Published on October 21st, 2018 | by Abhishek Mukherjee0
Cricket history in quotes, part 3: “We will not play the third match between All England and Sussex”🕓 Reading time: 3 minutes
Abhishek Mukherjee, cricketsoccer’s prolific writer, brings to you the words, verbal or written, almost never intended to be pathbreaking quotes in the history of cricket in this fascinating series…….
Declaration: “We, the undersigned, do agree that we will not play the third match between All England and Sussex, which is intended to be played at Brighton in July or August unless the Sussex bowlers bowl fair – this is, abstain from throwing.”
Signed by: Tom Marsden, William Ashby, William Mathews, William Searle, James Saunders, Thomas Howard, Will Caldecourt, Fuller Pilch, and Thomas Beagley.
On July 15, 1822, John Willes became the first in history to be called for illegal action in First-Class cricket. Willes bowled his first ball round-arm (think over-arm where your hand never rose above the shoulder), a complete departure from the under-arm bowling of the era.
The moment the umpire no-balled him, Willes left Lord’s, mounted his horse (that was standing outside the ground), and left, never to return – though he would later mentor Alfred Mynn, the “Lion of Kent”.
Pioneered by William Lillywhite and James Broadbridge, the round-arm revolution took off in Sussex soon afterwards. The authorities took notice, and organised three matches at Sheffield, Lord’s, and Brighton between Sussex and a team called ‘England’. The series, labelled (rather unimaginatively) “Experimental Matches”, was played for an astounding sum of a thousand guineas.
England scored 81 in the first match. Sussex were nine down quickly but the last pair added over fifty to help them recover to 91. They then bowled out England for 112 and won by seven wickets. Lillywhite took five wickets in each innings and Broadbridge two in each.
Sussex won the second match as well (this time by three wickets), despite conceding a 52-run lead. This time Lillywhite got only three wickets in the match and Broadbridge four – though it must be remembered that the scorecards of the era were significantly different in those days. If a batsman was out caught only the fielder’s name was recorded, resulting in wicket tallies going understated.

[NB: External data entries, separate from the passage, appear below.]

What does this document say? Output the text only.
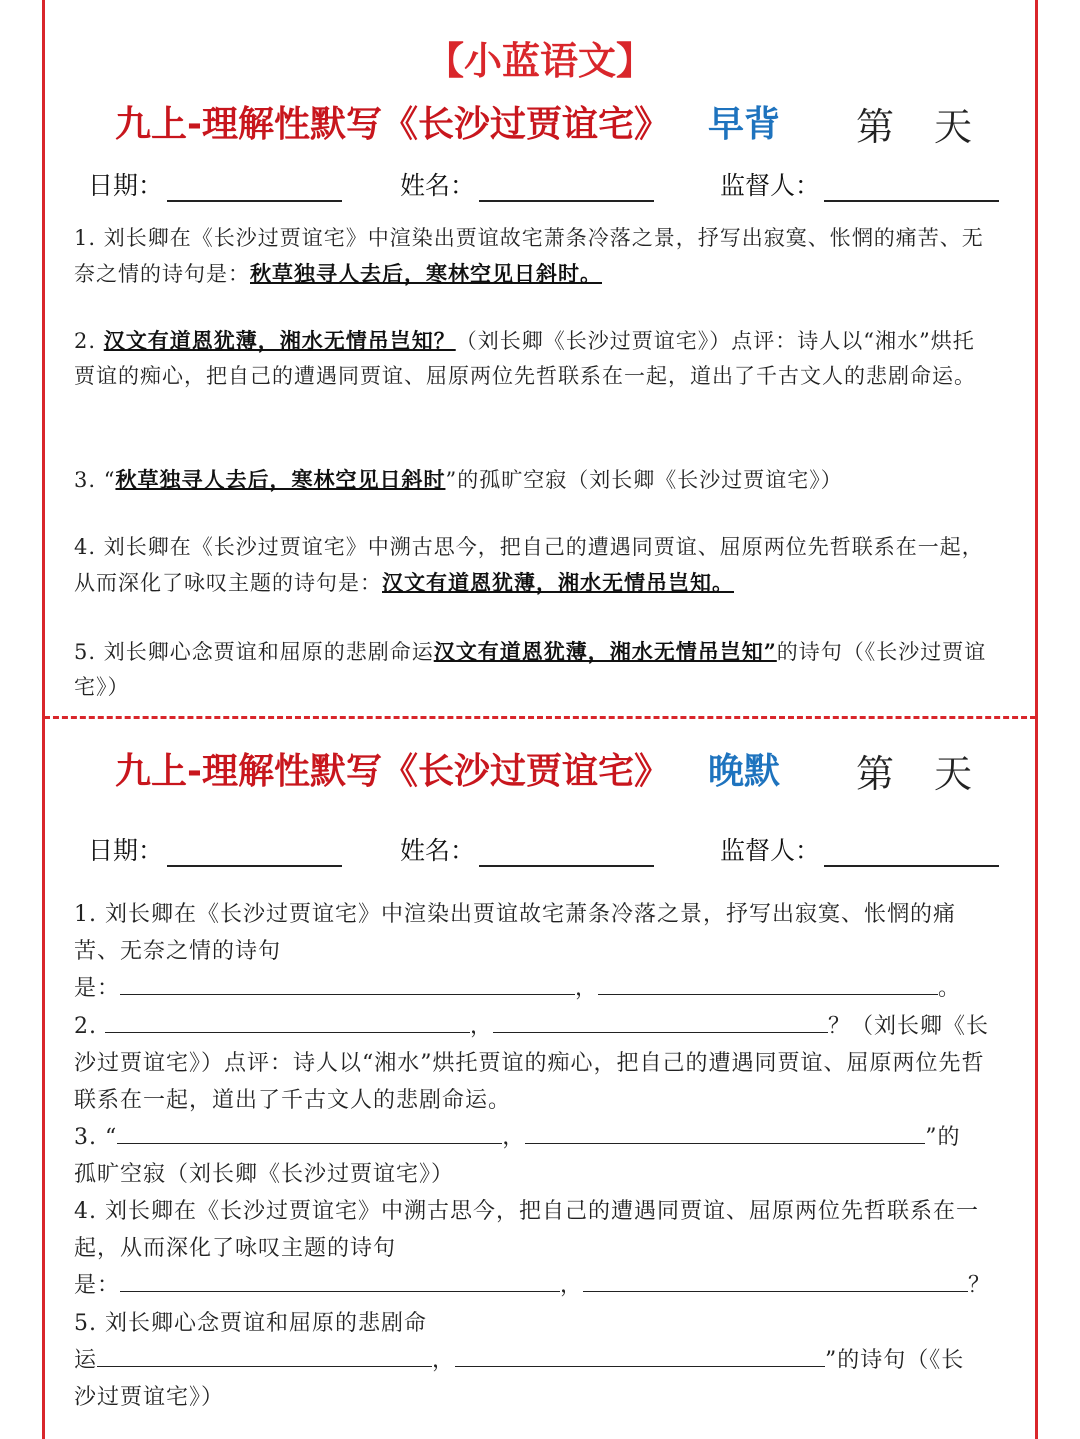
【小蓝语文】
九上-理解性默写《长沙过贾谊宅》 早背 第 天
日期：	姓名：	监督人：
1. 刘长卿在《长沙过贾谊宅》中渲染出贾谊故宅萧条冷落之景，抒写出寂寞、怅惘的痛苦、无奈之情的诗句是：秋草独寻人去后，寒林空见日斜时。
2. 汉文有道恩犹薄，湘水无情吊岂知？（刘长卿《长沙过贾谊宅》）点评：诗人以“湘水”烘托贾谊的痴心，把自己的遭遇同贾谊、屈原两位先哲联系在一起，道出了千古文人的悲剧命运。
3. “秋草独寻人去后，寒林空见日斜时”的孤旷空寂（刘长卿《长沙过贾谊宅》）
4. 刘长卿在《长沙过贾谊宅》中溯古思今，把自己的遭遇同贾谊、屈原两位先哲联系在一起，从而深化了咏叹主题的诗句是：汉文有道恩犹薄，湘水无情吊岂知。
5. 刘长卿心念贾谊和屈原的悲剧命运汉文有道恩犹薄，湘水无情吊岂知”的诗句（《长沙过贾谊宅》）
九上-理解性默写《长沙过贾谊宅》 晚默 第 天
日期：	姓名：	监督人：
1. 刘长卿在《长沙过贾谊宅》中渲染出贾谊故宅萧条冷落之景，抒写出寂寞、怅惘的痛苦、无奈之情的诗句
是：	，	。
2.	，	？（刘长卿《长沙过贾谊宅》）点评：诗人以“湘水”烘托贾谊的痴心，把自己的遭遇同贾谊、屈原两位先哲联系在一起，道出了千古文人的悲剧命运。
3. “	，	”的
孤旷空寂（刘长卿《长沙过贾谊宅》）
4. 刘长卿在《长沙过贾谊宅》中溯古思今，把自己的遭遇同贾谊、屈原两位先哲联系在一起，从而深化了咏叹主题的诗句
是：	，	？
5. 刘长卿心念贾谊和屈原的悲剧命
运	，	”的诗句（《长
沙过贾谊宅》）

The struggle of an all-England side against round-arm bowling was evident. This obviously did not go down well with them, and nine of them promptly signed the declaration mentioned above. The nonet included Pilch, acknowledged the greatest batsman till WG Grace.
It took some convincing from George T Knight before they relented. A nephew of Jane Austen, Knight played for ‘England’ in the series and bowled round-arm himself.
Lillywhite and Broadbridge again bowled them out for 27 at Brighton and Sussex secured a 50-run lead, but ‘England’ turned things around, piling up 169. They won by 24 runs. Knight took at least three wickets in the match.
The die had been cast. With little intervention from umpires, Lillywhite and Broadbridge continued to bowl round-arm. There was confusion, as the officials had received no instructions.
Finally, in 1828, MCC altered Law 10 – though bowlers could still not raise their arms above elbow-level while bowling.
In 1835 ‘elbow’ made way for ‘shoulder’, thanks to Knight’s intervention: “The ball must be bowled, and if it is thrown or jerked, or if the hand be above the shoulder in the delivery, the umpire must call ‘no ball’.
Of course, fast bowlers were hardly going to stick to the restriction. It was evident that spectators enjoyed pace, which pushed the case for over-arm bowling further.
In August 1862, Edgar Willsher of ‘England’ was no-balled six times against Surrey at The Oval by John Lillywhite (son of William!) for bowling over-arm (his hand went above shoulder level). Nine ‘England’ professionals including Willsher stormed out of the ground in protest. Play continued next day – but only after Lillywhite had been replaced. Willsher took 6/49 and 1/43.
Two years later MCC legalised over-arm bowling – an event typically referred to as the beginning of the modern era of cricket by cricket historians.
But all that had started with a declaration of nine champion cricketers who found it difficult to cope with round-arm bowling.